SOCIÉTÉ - Il est Guinéen, et il a la police de son pays aux trousses, comme opposant au régime militaire du général Lansana Conté, selon ses défenseurs. Pourtant, Ibou Touré, sans-papiers est en route vers Roissy pour être expulsé. Son avion doit décoller vers Conakry à 15h55, selon Hélène Flautre, députée européenne (Verts). A 11h30, la Cour européenne des droits de l'homme, qu'elle avait saisie, a prévenu l'élue qu'elle ordonnait «la suspension de toute mesure d'éloignement jusqu'au 7 novembre» pour Ibou Touré, le temps d'apprécier «les risques réels encourus». A midi, Hélène Flautre -qui essaie en vain de joindre la préfecture- a lancé un appel au Préfet en direct sur France 3 Lille. «C'est la course contre la montre».

On a renconré Ibou Touré hier, au centre de rétention de Lesquin. Il assure avoir dans son dossier une copie d'un mandat d'arrêt qui le vise, en Guinée. «Je suis un partisan d'Alpha Condé, qui s'était présenté à l'élection présidentielle contre le président Conté. Les militaires venaient souvent dans mon commerce pour me racketter. En 1998, un dimanche, le jour de l'élection présidentielle, l'un d'entre eux m'a frappé. J'ai vomi du sang, et il m'a laissé pour mort dans mon magasin». Il raconte avoir été secouru, puis s'être caché dans son village, à 45 kilomètres de la capitale. Quelques années plus tard, il revient à Conakry.

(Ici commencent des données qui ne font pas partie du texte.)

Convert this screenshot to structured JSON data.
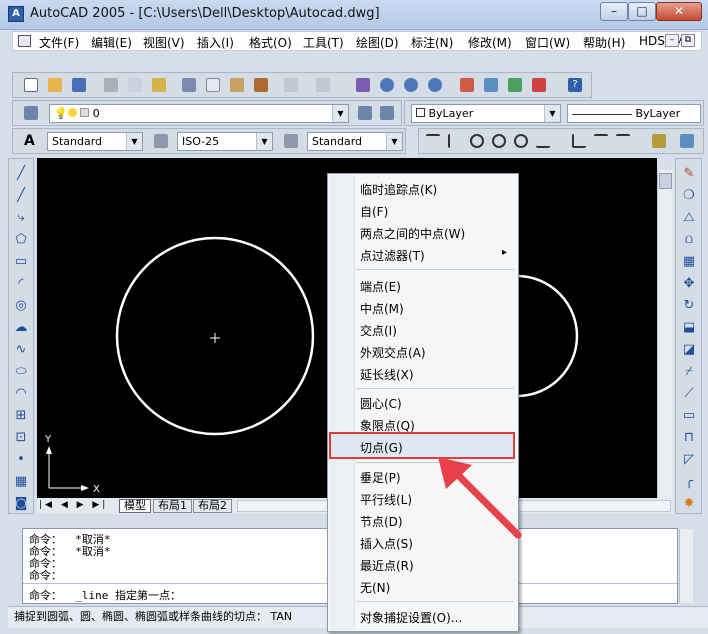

C'est là que les ennuis recommencent. «Je suis allée à la mosquée le jour de l'Aïd, le 26 novembre 2003. Lansana Conté devait venir. Nous étions nombreux. tout d'un coup, il y a eu des coups de fusil, des rafales de mitraillette. Les gens couraient partout. Et j'ai vu le militaire qui m'avait frappé. Il me dit : «Je croyais que tu étais mort?». J'ai été arrêté, et conduit sans jugement à la prison». Il raconte qu'il réussi à s'évader, en promettant 10.000 francs guinéens à un gardien. Il marche dans la brousse les 45 kilomètres qui le séparent de son village. «Au village, j'ai entendu à la radio que j'étais recherché, pour participation à une tentative de coup d'Etat.»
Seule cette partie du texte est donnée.